Now the goal is to make him better, and Fulton isn’t the only rookie looking to do that. Third-round cornerback Phillip Gaines said he weighed in at 183 pounds when he arrived in Kansas City, which is 10 pounds fewer than he weighed at the combine in February.
“I honestly don’t know how big I can get, but I’m sure once I start eating right and lifting right, I could definitely get to the 190s consistently,” Gaines said.
Gaines is optimistic the extra weight, whenever it comes, will help him with his press-man technique, which the Chiefs’ corners use regularly.
“That way they can’t move you off your place,” Gaines said. “Once you get that and the technique and the strength, all of that bundles into one and you get a good corner.”
Sixth-round pick Laurent Duvernay-Tardif said he weighed in at 307 pounds when he arrived in Kansas City, though he is listed at 321 pounds. After the draft, Chiefs general manager John Dorsey said he could easily see Duvernay-Tardif end up between 325 and 330 pounds, and Duvernay-Tardif’s lean frame — he doesn’t have much of gut — belies this.
“Over the last couple months with the combine and everything I was trying to get a bit leaner, but I think I can put a couple pounds on easily,” Duvernay-Tardif said. “If coach wants me at 315 I will go at 315, 320 without any problem, I think.”
In the meantime, Duvernay-Tardif said the Chiefs’ strength coaches are emphasizing the power clean, which will help him get out of his stance in pass protection.
“Especially on (the) two-step drop, when you want to be really aggressive on the line,” Duvernay-Tardif said.
The Chiefs haven’t been afraid to experiment with Duvernay-Tardif either, as he lined up at right tackle on Saturday and left guard on Sunday.
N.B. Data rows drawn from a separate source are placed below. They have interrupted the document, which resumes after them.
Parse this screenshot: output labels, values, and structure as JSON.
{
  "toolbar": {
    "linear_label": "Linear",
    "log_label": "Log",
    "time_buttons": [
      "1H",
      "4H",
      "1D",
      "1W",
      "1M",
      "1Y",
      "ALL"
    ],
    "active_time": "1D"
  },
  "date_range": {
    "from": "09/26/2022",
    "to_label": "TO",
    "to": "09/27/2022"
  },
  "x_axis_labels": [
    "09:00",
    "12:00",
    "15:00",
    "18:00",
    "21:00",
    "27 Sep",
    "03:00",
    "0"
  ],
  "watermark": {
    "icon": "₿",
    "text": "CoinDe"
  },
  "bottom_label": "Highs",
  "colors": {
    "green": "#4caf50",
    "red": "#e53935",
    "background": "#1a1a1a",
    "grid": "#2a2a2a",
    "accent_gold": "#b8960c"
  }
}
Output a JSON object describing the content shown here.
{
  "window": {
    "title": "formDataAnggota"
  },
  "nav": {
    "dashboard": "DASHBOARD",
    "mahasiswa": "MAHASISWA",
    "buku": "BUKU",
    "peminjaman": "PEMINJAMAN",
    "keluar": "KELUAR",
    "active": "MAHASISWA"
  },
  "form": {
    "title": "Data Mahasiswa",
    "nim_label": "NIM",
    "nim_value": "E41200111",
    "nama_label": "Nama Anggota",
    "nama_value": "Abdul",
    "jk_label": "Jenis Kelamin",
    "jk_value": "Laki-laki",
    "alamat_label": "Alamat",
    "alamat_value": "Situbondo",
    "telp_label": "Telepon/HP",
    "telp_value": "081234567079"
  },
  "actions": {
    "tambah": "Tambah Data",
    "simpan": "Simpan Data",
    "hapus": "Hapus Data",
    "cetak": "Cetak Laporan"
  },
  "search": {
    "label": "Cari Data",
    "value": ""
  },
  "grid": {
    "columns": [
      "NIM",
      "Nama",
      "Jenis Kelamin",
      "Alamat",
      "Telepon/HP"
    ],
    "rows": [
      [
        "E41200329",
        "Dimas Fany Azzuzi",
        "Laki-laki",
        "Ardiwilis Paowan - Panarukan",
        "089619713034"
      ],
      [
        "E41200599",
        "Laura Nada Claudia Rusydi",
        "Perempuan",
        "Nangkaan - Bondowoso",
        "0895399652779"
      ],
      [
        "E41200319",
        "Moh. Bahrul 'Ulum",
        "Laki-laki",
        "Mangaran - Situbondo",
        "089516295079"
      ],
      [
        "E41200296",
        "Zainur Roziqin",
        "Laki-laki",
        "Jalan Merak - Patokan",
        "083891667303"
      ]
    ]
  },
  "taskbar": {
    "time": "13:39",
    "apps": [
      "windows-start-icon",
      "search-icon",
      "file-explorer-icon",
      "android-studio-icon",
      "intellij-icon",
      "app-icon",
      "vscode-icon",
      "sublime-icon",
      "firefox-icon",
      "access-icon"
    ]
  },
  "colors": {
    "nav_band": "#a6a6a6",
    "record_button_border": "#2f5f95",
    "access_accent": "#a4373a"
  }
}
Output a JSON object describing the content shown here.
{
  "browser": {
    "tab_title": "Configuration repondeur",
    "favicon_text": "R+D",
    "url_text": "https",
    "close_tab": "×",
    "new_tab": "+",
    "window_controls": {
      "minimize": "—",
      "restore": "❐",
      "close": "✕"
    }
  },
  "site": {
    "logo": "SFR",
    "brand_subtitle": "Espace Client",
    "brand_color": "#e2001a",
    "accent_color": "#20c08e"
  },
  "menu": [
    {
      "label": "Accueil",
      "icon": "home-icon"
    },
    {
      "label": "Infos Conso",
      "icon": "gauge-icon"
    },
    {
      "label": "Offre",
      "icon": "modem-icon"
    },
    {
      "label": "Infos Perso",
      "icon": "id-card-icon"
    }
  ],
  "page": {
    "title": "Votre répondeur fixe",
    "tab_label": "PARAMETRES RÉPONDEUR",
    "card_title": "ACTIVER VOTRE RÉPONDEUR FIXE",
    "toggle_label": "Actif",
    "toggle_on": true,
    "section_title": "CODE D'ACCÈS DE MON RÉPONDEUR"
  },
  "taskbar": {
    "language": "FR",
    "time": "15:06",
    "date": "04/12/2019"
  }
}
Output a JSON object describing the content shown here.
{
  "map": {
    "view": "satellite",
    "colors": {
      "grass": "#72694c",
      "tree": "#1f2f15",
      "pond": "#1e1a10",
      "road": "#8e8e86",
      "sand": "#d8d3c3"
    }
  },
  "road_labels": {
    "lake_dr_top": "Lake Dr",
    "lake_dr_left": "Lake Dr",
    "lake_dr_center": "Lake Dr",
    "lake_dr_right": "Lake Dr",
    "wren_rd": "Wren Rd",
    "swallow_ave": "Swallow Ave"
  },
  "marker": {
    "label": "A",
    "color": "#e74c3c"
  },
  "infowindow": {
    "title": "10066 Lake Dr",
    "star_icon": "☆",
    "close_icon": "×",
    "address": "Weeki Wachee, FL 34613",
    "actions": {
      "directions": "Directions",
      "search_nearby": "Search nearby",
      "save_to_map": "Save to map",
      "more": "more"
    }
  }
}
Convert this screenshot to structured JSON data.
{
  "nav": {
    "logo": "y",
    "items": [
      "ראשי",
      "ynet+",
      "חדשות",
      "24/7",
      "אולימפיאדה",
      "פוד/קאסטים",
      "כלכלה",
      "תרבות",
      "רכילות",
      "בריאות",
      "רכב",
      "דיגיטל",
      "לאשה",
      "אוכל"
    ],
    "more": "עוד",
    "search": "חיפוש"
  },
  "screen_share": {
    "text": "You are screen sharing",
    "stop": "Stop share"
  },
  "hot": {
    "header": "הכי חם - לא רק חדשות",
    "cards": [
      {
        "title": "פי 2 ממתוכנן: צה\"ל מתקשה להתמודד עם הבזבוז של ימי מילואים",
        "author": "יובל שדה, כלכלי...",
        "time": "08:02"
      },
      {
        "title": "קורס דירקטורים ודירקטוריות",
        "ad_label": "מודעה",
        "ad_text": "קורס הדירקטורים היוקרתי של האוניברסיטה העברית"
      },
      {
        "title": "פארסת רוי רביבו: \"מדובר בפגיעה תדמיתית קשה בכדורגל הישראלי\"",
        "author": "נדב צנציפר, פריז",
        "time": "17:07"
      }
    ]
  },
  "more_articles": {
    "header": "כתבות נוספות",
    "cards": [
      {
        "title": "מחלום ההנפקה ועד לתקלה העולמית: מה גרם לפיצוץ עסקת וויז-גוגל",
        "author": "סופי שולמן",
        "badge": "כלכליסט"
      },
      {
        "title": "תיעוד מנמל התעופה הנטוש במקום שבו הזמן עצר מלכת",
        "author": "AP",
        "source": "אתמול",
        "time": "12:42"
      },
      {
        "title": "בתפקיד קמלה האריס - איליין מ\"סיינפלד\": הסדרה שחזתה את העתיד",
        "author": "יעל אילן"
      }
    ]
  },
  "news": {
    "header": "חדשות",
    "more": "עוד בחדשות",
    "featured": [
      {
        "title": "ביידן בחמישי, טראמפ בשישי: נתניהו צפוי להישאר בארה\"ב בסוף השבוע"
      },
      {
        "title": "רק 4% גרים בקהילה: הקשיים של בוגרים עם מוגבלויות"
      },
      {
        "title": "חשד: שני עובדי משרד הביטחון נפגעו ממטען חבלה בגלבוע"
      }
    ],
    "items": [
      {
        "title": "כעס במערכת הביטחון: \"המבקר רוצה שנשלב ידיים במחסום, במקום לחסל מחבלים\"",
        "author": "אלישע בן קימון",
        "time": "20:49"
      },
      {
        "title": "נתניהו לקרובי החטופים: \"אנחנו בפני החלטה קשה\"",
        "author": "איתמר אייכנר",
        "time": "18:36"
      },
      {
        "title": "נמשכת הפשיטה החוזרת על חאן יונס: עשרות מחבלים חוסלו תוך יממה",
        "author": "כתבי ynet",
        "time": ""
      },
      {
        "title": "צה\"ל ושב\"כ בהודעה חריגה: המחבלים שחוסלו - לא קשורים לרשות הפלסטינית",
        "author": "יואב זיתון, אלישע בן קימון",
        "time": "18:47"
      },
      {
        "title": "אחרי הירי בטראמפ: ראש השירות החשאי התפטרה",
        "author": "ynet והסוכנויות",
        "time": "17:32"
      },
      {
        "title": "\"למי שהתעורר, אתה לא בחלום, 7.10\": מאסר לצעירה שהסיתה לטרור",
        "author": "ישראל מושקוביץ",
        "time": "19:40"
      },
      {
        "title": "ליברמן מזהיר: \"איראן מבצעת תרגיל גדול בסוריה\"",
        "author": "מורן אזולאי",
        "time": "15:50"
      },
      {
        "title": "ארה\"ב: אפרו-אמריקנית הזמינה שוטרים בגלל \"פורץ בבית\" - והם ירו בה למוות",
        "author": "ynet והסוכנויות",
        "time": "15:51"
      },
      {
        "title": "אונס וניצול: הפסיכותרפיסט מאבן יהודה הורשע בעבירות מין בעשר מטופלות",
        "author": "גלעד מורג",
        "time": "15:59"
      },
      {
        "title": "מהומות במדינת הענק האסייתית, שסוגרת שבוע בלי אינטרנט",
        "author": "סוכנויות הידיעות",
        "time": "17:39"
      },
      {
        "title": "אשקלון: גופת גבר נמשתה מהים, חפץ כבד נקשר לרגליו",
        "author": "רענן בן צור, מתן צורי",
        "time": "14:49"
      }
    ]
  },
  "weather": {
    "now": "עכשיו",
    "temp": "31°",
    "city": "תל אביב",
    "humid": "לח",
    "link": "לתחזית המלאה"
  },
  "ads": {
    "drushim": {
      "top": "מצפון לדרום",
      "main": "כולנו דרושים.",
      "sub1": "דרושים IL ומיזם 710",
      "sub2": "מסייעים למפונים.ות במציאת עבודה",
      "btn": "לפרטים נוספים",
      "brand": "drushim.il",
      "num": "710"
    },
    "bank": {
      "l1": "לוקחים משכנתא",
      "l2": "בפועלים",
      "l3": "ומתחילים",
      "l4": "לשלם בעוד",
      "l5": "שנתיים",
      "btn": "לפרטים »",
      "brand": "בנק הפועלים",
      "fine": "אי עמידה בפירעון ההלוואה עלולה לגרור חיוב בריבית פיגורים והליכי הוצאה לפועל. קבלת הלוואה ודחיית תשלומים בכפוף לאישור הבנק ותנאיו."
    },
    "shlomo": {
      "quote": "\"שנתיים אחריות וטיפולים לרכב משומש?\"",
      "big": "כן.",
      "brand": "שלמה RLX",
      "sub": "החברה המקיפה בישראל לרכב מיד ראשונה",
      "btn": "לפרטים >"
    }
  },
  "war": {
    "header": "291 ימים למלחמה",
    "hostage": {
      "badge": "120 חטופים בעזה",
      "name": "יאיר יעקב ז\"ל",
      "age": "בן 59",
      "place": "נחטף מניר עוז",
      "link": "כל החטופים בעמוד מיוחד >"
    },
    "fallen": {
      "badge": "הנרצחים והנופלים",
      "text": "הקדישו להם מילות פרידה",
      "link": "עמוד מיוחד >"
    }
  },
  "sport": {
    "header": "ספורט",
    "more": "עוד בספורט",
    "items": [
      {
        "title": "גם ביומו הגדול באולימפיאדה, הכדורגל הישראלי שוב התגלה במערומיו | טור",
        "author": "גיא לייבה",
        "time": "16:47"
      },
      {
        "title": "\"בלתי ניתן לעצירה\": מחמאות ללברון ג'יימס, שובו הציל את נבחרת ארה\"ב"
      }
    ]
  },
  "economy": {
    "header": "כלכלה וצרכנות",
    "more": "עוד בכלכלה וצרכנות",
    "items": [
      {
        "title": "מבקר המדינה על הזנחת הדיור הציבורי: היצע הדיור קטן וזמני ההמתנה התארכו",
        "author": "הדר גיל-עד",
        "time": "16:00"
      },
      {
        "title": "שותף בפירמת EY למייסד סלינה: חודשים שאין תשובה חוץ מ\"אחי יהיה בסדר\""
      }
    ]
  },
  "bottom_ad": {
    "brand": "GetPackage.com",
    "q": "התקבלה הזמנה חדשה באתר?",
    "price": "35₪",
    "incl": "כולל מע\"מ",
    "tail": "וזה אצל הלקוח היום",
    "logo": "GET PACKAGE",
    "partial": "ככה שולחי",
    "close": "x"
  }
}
His athleticism is apparent, though he remains raw, and the upside is noticeable, much like Fulton’s, whose size and strength — he simply looks bigger than Duvernay-Tardif — shined at times this weekend.
But during a camp that’s all about self improvement, don’t expect Fulton to go crowing about his current areas of focus. The hope is he’ll soon improve his flexibility, which will improve his ability to get to the second level and execute combination blocks. The sooner he does that, the sooner he’ll have a chance to compete for playing time.
“I think I’m OK in that aspect,” Fulton said. “But I think I can be a lot better.”